4. Tu Seras Malade (Thou Shalt be Ill)
After finishing the marathon and walking through the area where the runners will reclaim their drop-off bags, do not be surprised to see some runners who could not wait that extra 5 minutes to find someplace more discreet to change out of their sweaty running clothes. If running the marathon did not make you sick, seeing a bare, sweaty 'n salty ass will definitely cause the stomach to churn. Although France has, arguably, one of the finest public healthcare systems in the world, I do not believe I can find a prescription to help me for this ailment.
5. Tu Parleras Francais (Thou Shalt Speak French)
With plenty of crowd support along the course it is imperative to understand what the spectators mean when they are yelling "Allez, Allez-bien" and "Allons-y"! They are saying, "Hurry up, get off my road! I just need to cross it to buy my cigarettes and croissant."
6. Tu ne Chanteras pas (Though Shalt not Sing)
Around mile 16 the marathon route becomes confined to an underground tunnel for approx. 1 km. I started to get lost in a trance of listening to the echo's of the collective breathing and of the accentuated foot-strikes around me. This trance was soon broken when a runner directly behind me would sing/yell a high-pitched note every 10-15 seconds that would reverberate down the tunnel. At the time I found him very annoying. As it turns out, most people when they go through this tunnel yell in unison from back to front creating a vocal wave throughout the tunnel. I guess it is one of those things that if everyone is involved it would be fun and exciting. However, if it is just one it is just annoying (Fermez la bouche!)!
7. Tu ne Sauras pas (Thou Shalt not Know)
After abandoning my Garmin and watch during my regular runs prior to the marathon, I decided to run "sans Garmin" (without Garmin) for the marathon as well. The only time that I knew my pace was when I caught up to the 3 hour pace group at mile 15. "Merde," I thought, "this is much more aggressive than I wanted to be today. I better slow down." My legs had forgotten the punishment that 26 miles is capable of and were cruising as if I were only going to run 15...they did not know the tenderizing that lurked ahead.
8. Tu n'Aimeras pas Ton Voisin (Thou Shalt not Love they Neighbor)
Although I wanted to slow down after catching up to the pace group I found that I had run into a wall of people all clustered around the pacers. My natural running stride became shorted as I delicately danced between the maze of intertwined and determined legs. After 1 mile of this nonsense I dropped the pace group on a small incline along the Seine. A move I knew I would regret, but one that allowed me to run under the shadow's of the Eiffel Tower alone and in peace.
9. Tu ne Seras pas Servi (Thou Shalt not be Served)
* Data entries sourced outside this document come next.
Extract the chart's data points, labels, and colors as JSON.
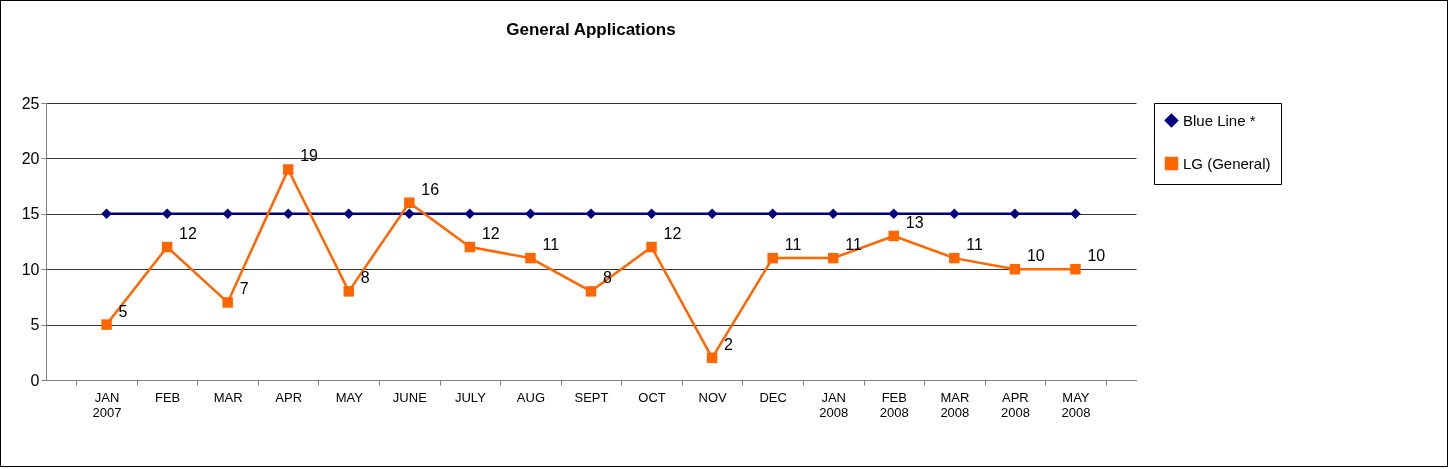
{
  "chart_data": {
    "type": "line",
    "title": "General Applications",
    "categories": [
      "JAN 2007",
      "FEB",
      "MAR",
      "APR",
      "MAY",
      "JUNE",
      "JULY",
      "AUG",
      "SEPT",
      "OCT",
      "NOV",
      "DEC",
      "JAN 2008",
      "FEB 2008",
      "MAR 2008",
      "APR 2008",
      "MAY 2008"
    ],
    "series": [
      {
        "name": "Blue Line *",
        "color": "#000080",
        "marker": "diamond",
        "values": [
          15,
          15,
          15,
          15,
          15,
          15,
          15,
          15,
          15,
          15,
          15,
          15,
          15,
          15,
          15,
          15,
          15
        ]
      },
      {
        "name": "LG (General)",
        "color": "#ff6600",
        "marker": "square",
        "values": [
          5,
          12,
          7,
          19,
          8,
          16,
          12,
          11,
          8,
          12,
          2,
          11,
          11,
          13,
          11,
          10,
          10
        ],
        "value_labels": [
          "5",
          "12",
          "7",
          "19",
          "8",
          "16",
          "12",
          "11",
          "8",
          "12",
          "2",
          "11",
          "11",
          "13",
          "11",
          "10",
          "10"
        ]
      }
    ],
    "ylim": [
      0,
      25
    ],
    "yticks": [
      0,
      5,
      10,
      15,
      20,
      25
    ],
    "grid": "y",
    "legend": "right",
    "line_style": "solid"
  }
}
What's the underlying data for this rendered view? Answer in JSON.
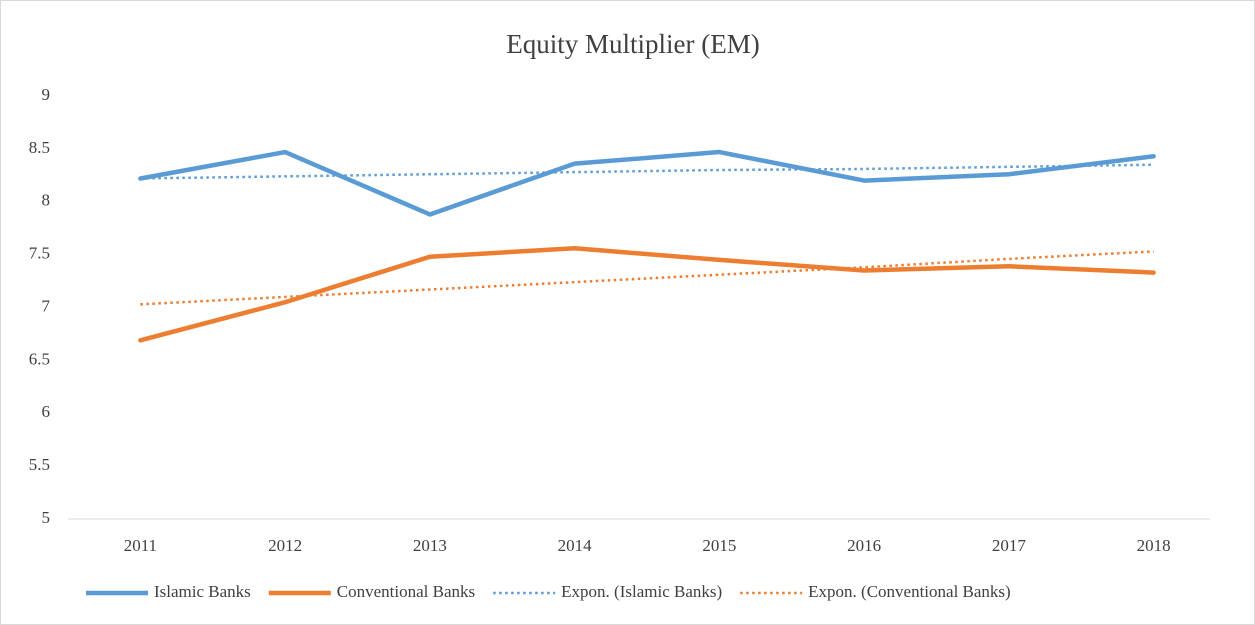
{
  "chart_data": {
    "type": "line",
    "title": "Equity Multiplier (EM)",
    "categories": [
      "2011",
      "2012",
      "2013",
      "2014",
      "2015",
      "2016",
      "2017",
      "2018"
    ],
    "series": [
      {
        "name": "Islamic Banks",
        "color": "#5b9bd5",
        "style": "solid",
        "values": [
          8.22,
          8.47,
          7.88,
          8.36,
          8.47,
          8.2,
          8.26,
          8.43
        ]
      },
      {
        "name": "Conventional Banks",
        "color": "#ed7d31",
        "style": "solid",
        "values": [
          6.69,
          7.05,
          7.48,
          7.56,
          7.45,
          7.35,
          7.39,
          7.33
        ]
      },
      {
        "name": "Expon. (Islamic Banks)",
        "color": "#5b9bd5",
        "style": "dotted",
        "values": [
          8.22,
          8.24,
          8.26,
          8.28,
          8.3,
          8.31,
          8.33,
          8.35
        ]
      },
      {
        "name": "Expon. (Conventional Banks)",
        "color": "#ed7d31",
        "style": "dotted",
        "values": [
          7.03,
          7.1,
          7.17,
          7.24,
          7.31,
          7.38,
          7.46,
          7.53
        ]
      }
    ],
    "ylim": [
      5,
      9
    ],
    "yticks": [
      5,
      5.5,
      6,
      6.5,
      7,
      7.5,
      8,
      8.5,
      9
    ],
    "grid": false,
    "legend": "bottom"
  }
}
The people handing out the sponges at the sponge station near mile 10 were exceptionaly energetic. Instead of waiting for you to run up to them and take a sponge they would just throw the sponges up into the air and let them rain down into the crowd of runners coming at them (because I am sure they must have been well warned about commandment #1). If you wanted a sponge just reach up a catch one!
10. Tu Seras Poli (Thou Shalt be Polite, while being simultaneously rude)
Although the spectator may mean well when yelling, "Go, go, keep running..." I have to bite my tongue when they finish by saying, "you are almost there", although you just passed the 17 mile mark.
Final Time: 3:04:55
David - Marathon Expo
David - Infront of the L'arc de Triomphe before the race.
David - In the Red Corral before the start of the race.